Paris rewards that distinction. The city's dining culture has always had space for the kind of serious-but-informal restaurant that does not need a grand room to charge grand-room prices, because the cooking justifies the invoice. The model has precedent in the city's long history of bistros that punched far above their physical weight. Shabour recalibrates that tradition for a kitchen whose reference points are the Levant rather than Lyon, but the underlying logic, stripped rooms, concentrated cooking, a room built for conversation rather than ceremony, is consistent with how Paris has always accommodated its most compelling smaller restaurants.

For broader context on where Shabour sits within the city's full dining range, from the classically rooted monuments to the newer wave of starred and listed addresses, see our full Paris restaurants guide. For hotels in the area, our full Paris hotels guide covers the current options. Wine and bar recommendations for evenings around the 2nd are in our full Paris bars guide, our full Paris wineries guide, and our full Paris experiences guide.

How Shabour Compares to France's Wider Starred Field

France's Michelin map is dense with restaurants that have operated within inherited culinary frameworks for decades. Properties like Flocons de Sel in Megève, Mirazur in Menton, Troisgros in Ouches, Paul Bocuse in Collonges-au-Mont-d'Or, Bras in Laguiole, and Auberge de l'Ill in Illhaeusern each root themselves in terroir, regional identity, and in some cases multi-generational continuity. What they share with Shabour is the willingness to commit fully to a single culinary point of view.

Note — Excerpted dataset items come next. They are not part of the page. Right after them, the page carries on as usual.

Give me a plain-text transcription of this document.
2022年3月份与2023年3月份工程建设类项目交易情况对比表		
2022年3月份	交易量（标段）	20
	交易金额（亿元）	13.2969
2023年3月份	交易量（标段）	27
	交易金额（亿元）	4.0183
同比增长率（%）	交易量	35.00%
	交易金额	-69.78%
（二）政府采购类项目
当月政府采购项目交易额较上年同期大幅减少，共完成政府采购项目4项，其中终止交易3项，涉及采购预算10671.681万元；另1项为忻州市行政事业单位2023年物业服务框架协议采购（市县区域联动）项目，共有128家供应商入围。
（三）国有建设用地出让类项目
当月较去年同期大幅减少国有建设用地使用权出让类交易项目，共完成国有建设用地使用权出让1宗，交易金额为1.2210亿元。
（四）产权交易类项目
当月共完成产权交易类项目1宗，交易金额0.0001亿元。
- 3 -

The specific origins differ sharply, but the discipline required to sustain a coherent identity across an entire menu is the same.

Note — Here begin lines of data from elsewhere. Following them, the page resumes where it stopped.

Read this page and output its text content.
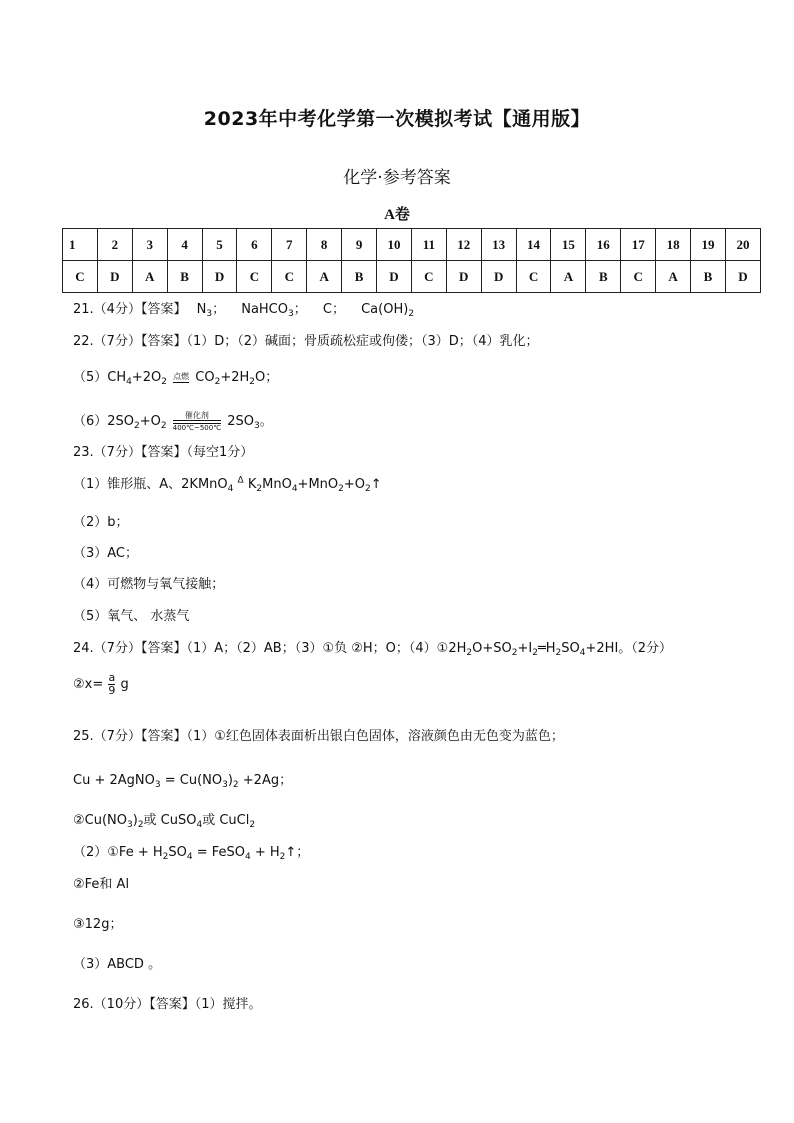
2023年中考化学第一次模拟考试【通用版】
化学·参考答案
A卷
1	2	3	4	5	6	7	8	9	10	11	12	13	14	15	16	17	18	19	20
C	D	A	B	D	C	C	A	B	D	C	D	D	C	A	B	C	A	B	D
21.（4分）【答案】 $N_3$； NaHCO$_3$； C； $Ca(OH)_2$
22.（7分）【答案】（1）D；（2）碱面；骨质疏松症或佝偻；（3）D；（4）乳化；
$(5)CH_4+2O_2$
点燃 $CO_2+2H_2O$；
$(6)2SO_2+O_2$
催化剂
400℃~500℃ $2SO_3$。
23.（7分）【答案】（每空1分）
（1）锥形瓶、A、2KMnO$_4$ $^\Delta$ $K_2MnO_4+MnO_2+O_2↑$
（2）b；
（3）AC；
（4）可燃物与氧气接触；
（5）氧气、 水蒸气
24.（7分）【答案】（1）A；（2）AB；（3）①负 ②H；O；$(4)①2H_2O+SO_2+I_2═H_2SO_4+2HI$。（2分）
②x= $\frac{a}{9}$ g
25.（7分）【答案】（1）①红色固体表面析出银白色固体，溶液颜色由无色变为蓝色；
Cu + 2AgNO$_3$ = $Cu(NO_3)_2 +2Ag$；
$②Cu(NO_3)_2$或 CuSO$_4$或 CuCl$_2$
（2）①Fe + $H_2SO_4$ = FeSO$_4$ + $H_2↑$；
②Fe和 Al
③12g；
（3）ABCD 。
26.（10分）【答案】（1）搅拌。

Shabour's arrival as a one-star address in 2024 is a data point in a longer argument about how French fine dining is recalibrating its understanding of what constitutes serious cooking. The Michelin star doesn't domesticate the kitchen; it ratifies it on its own terms.

Planning Your Visit

Shabour operates Tuesday through Saturday for dinner from 7 PM, with an additional Saturday lunch service from noon to 1 PM. The restaurant is closed on Sundays and Mondays. At the €€€€ price tier, it sits in the upper bracket of Paris dining spend. Given the Google rating of 4.7 across 765 reviews, demand is consistent, and advance reservation planning is advisable.

Quick reference: Shabour, 19 Rue Saint-Sauveur, 75002 Paris. Dinner Tue–Sat 7–10:30 PM; Saturday lunch 12–1 PM. Closed Sunday and Monday. €€€€. Michelin 1 Star (2024). OAD Leading Restaurants in Europe #452 (2025).